The key to repeatability lies in how much stuff you put in version control. It’s best just to go long. On our project, James meticulously made sure that our Rails application was as self contained as possible. Using only the Subversion repository as a source, our entire application and its supporting infrastructure can be built from scratch. We regularly put that to the test on our local machines, and the development server is just another machine.

It’s relatively easy to automate small things, but it’s especially rewarding when those recipes are applied to automate the big things, as well. Indeed, for large projects, no single recipe will do. But in his latest blog, James discusses some strategies that you might be able to pick up and apply to your project.

09 May 05


Bil Kleb wrote in to share an insightful term described in Taiichi Ohno’s book Toyoto Production System: Beyond Large-Scale Production:
The Toyota production system utilizes autonomation, or automation with a human touch, rather than automation. Autonomation means transferring human intelligence to a machine. The concept originated with the auto-activated loom of Toyoda Sakichi. His invention was equipped with a device that automatically and immediately stopped the machine if the vertical or lateral threads broke or ran out. In other words, a device capable of making a judgment was built into the machine.

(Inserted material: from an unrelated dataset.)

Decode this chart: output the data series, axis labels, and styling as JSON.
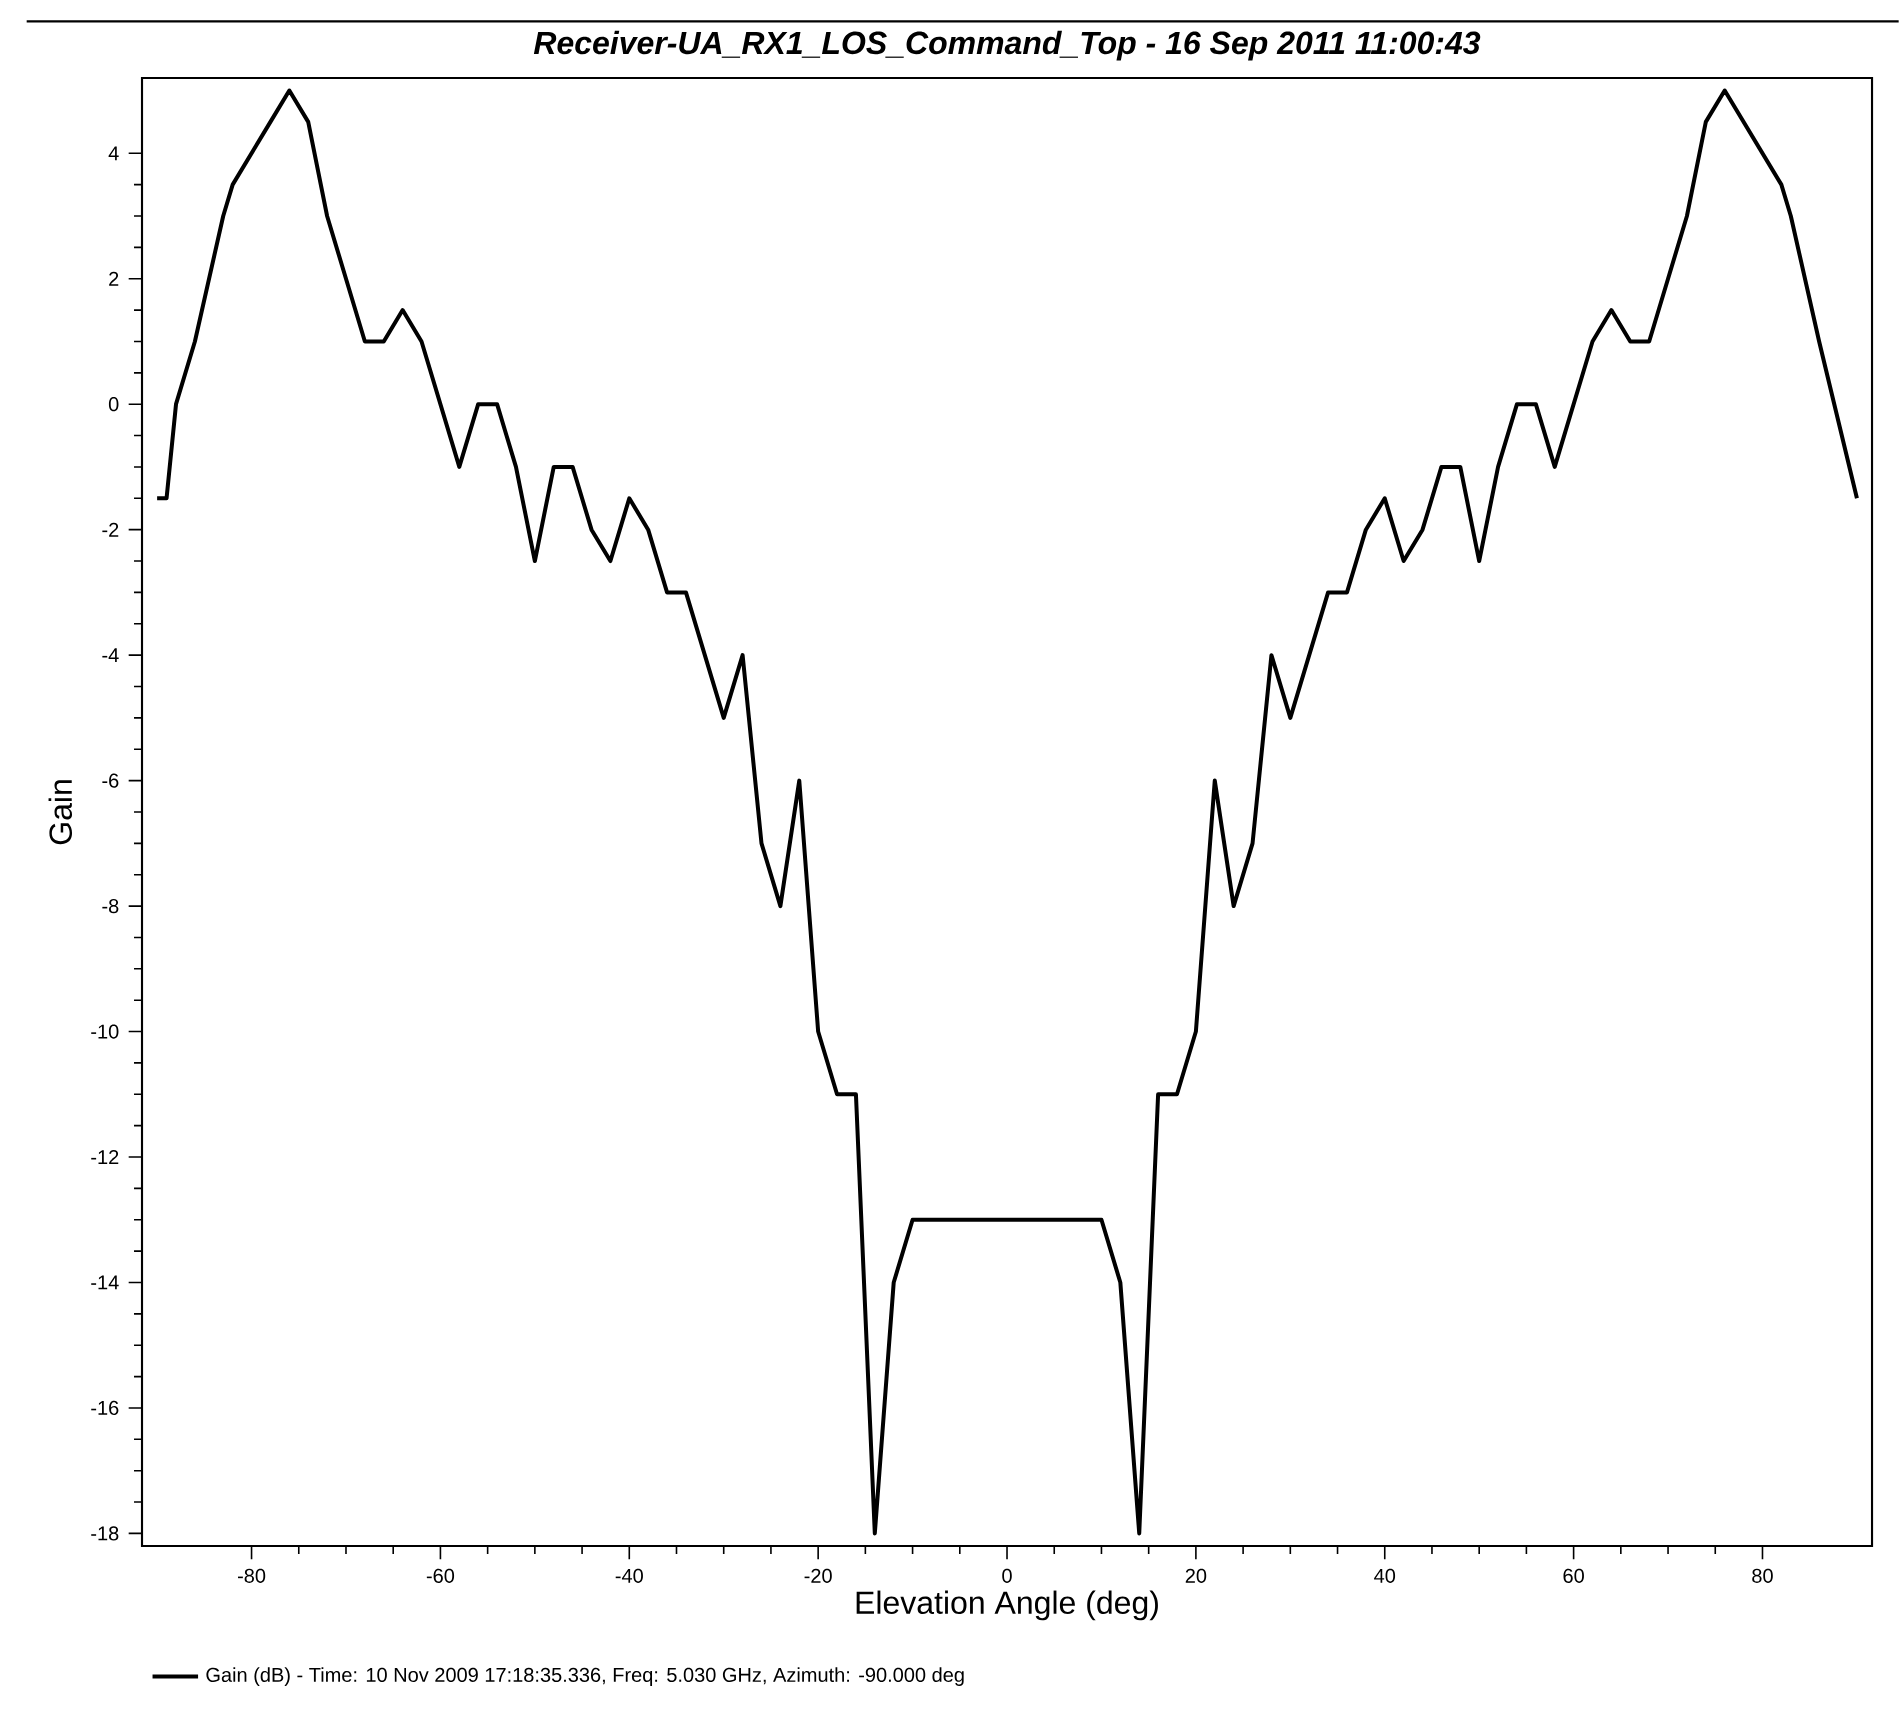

At Toyota, this concept is applied not only to the machinery but also to the production line and the workers. In other words, if an abnormal situation arises, a worker is required to stop the line. Autonomation prevents the production of defective products, eliminates overproduction, and automatically stops abnormalities on the production line allowing the situation to be investigated.

What sorts of autonomation does your project have to "stop the machine" before abnormalities compound?

30 Mar 05

Announcing Pragmatic Studio

When I visit projects, I often get asked the question: "How do other projects apply automation, version control, and unit testing?" Everyone knows they should be doing these key practices, but very few folks know just how. So by asking the question, managers and developers not only want to know what tools to use, but, more importantly, how other companies are using these fundamental practices to their advantage. You see, the teams I visit don’t have a lot of time for trial and error. They urgently need to know how to implement the practices right.

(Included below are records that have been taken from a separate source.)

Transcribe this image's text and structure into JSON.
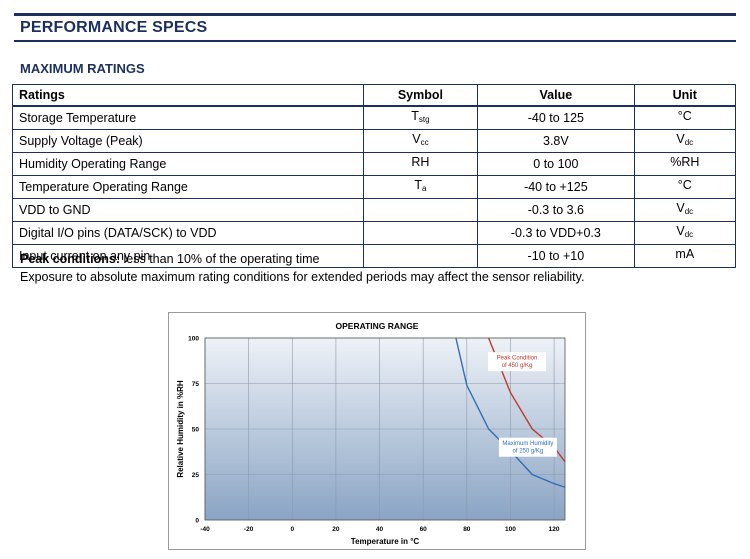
{
  "header": {
    "title": "PERFORMANCE SPECS",
    "subtitle": "MAXIMUM RATINGS"
  },
  "table": {
    "headers": [
      "Ratings",
      "Symbol",
      "Value",
      "Unit"
    ],
    "rows": [
      {
        "rating": "Storage Temperature",
        "symbol_main": "T",
        "symbol_sub": "stg",
        "value": "-40 to 125",
        "unit_main": "°C",
        "unit_sub": ""
      },
      {
        "rating": "Supply Voltage (Peak)",
        "symbol_main": "V",
        "symbol_sub": "cc",
        "value": "3.8V",
        "unit_main": "V",
        "unit_sub": "dc"
      },
      {
        "rating": "Humidity Operating Range",
        "symbol_main": "RH",
        "symbol_sub": "",
        "value": "0 to 100",
        "unit_main": "%RH",
        "unit_sub": ""
      },
      {
        "rating": "Temperature Operating Range",
        "symbol_main": "T",
        "symbol_sub": "a",
        "value": "-40 to +125",
        "unit_main": "°C",
        "unit_sub": ""
      },
      {
        "rating": "VDD to GND",
        "symbol_main": "",
        "symbol_sub": "",
        "value": "-0.3 to 3.6",
        "unit_main": "V",
        "unit_sub": "dc"
      },
      {
        "rating": "Digital I/O pins (DATA/SCK) to VDD",
        "symbol_main": "",
        "symbol_sub": "",
        "value": "-0.3 to VDD+0.3",
        "unit_main": "V",
        "unit_sub": "dc"
      },
      {
        "rating": "Input current on any pin",
        "symbol_main": "",
        "symbol_sub": "",
        "value": "-10 to +10",
        "unit_main": "mA",
        "unit_sub": ""
      }
    ]
  },
  "notes": {
    "peak_label": "Peak conditions:",
    "peak_text": " less than 10% of the operating time",
    "exposure": "Exposure to absolute maximum rating conditions for extended periods may affect the sensor reliability."
  },
  "chart_data": {
    "type": "line",
    "title": "OPERATING RANGE",
    "xlabel": "Temperature in °C",
    "ylabel": "Relative Humidity in %RH",
    "xlim": [
      -40,
      125
    ],
    "ylim": [
      0,
      100
    ],
    "xticks": [
      -40,
      -20,
      0,
      20,
      40,
      60,
      80,
      100,
      120
    ],
    "yticks": [
      0,
      25,
      50,
      75,
      100
    ],
    "grid": true,
    "series": [
      {
        "name": "Maximum Humidity of 250 g/Kg",
        "color": "#2f6fb5",
        "x": [
          75,
          80,
          90,
          100,
          110,
          120,
          125
        ],
        "y": [
          100,
          74,
          50,
          38,
          25,
          20,
          18
        ]
      },
      {
        "name": "Peak Condition of 450 g/Kg",
        "color": "#c0392b",
        "x": [
          90,
          100,
          110,
          120,
          125
        ],
        "y": [
          100,
          70,
          50,
          40,
          32
        ]
      }
    ],
    "annotations": [
      {
        "lines": [
          "Peak Condition",
          "of 450 g/Kg"
        ],
        "color": "#c0392b",
        "at": [
          103,
          87
        ]
      },
      {
        "lines": [
          "Maximum Humidity",
          "of 250 g/Kg"
        ],
        "color": "#2f6fb5",
        "at": [
          108,
          40
        ]
      }
    ],
    "colors": {
      "plot_top": "#eef2f7",
      "plot_bottom": "#8aa4c4",
      "grid": "#8c9aac"
    }
  }
}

Dave, Andy, and I are excited to announce Pragmatic Studio: a two-day interactive workshop where you learn how to make automation, version control, and unit testing work for you. It’s a unique opportunity to glimpse into a well-oiled project that’s using the essential practices covered in the Pragmatic Starter Kit. Based on our combined experience having visited many projects, you’ll be engaged in a project-like setting where we won’t just tell you what to do, we’ll show you first-hand how to do it right. But more than that, through lively discussion and fun interaction you’ll learn how to tailor the practices to your project.

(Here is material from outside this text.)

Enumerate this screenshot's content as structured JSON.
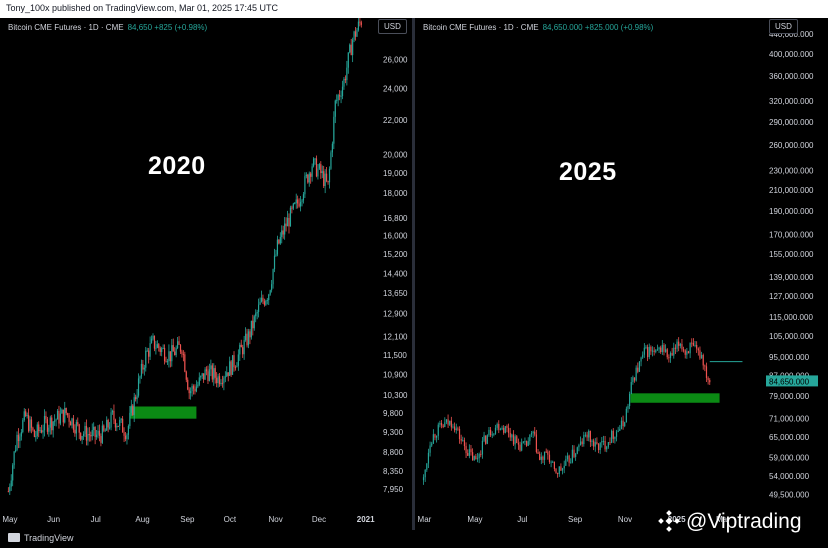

And to make it more convenient for you to attend, we’re bringing Pragmatic Studio to three cities this summer. We hope to see you in one of these Studios!

09 Mar 05

OSCON 2005

Mike Clark is scheduled to give an automation with Ruby talk at the O’Reilly Open Source Convention (OSCON) in August.

11 Feb 05

Two-Way Feedback

Jon Udell draws an insightful analogy between automating software and teaching a kid to ride a bike.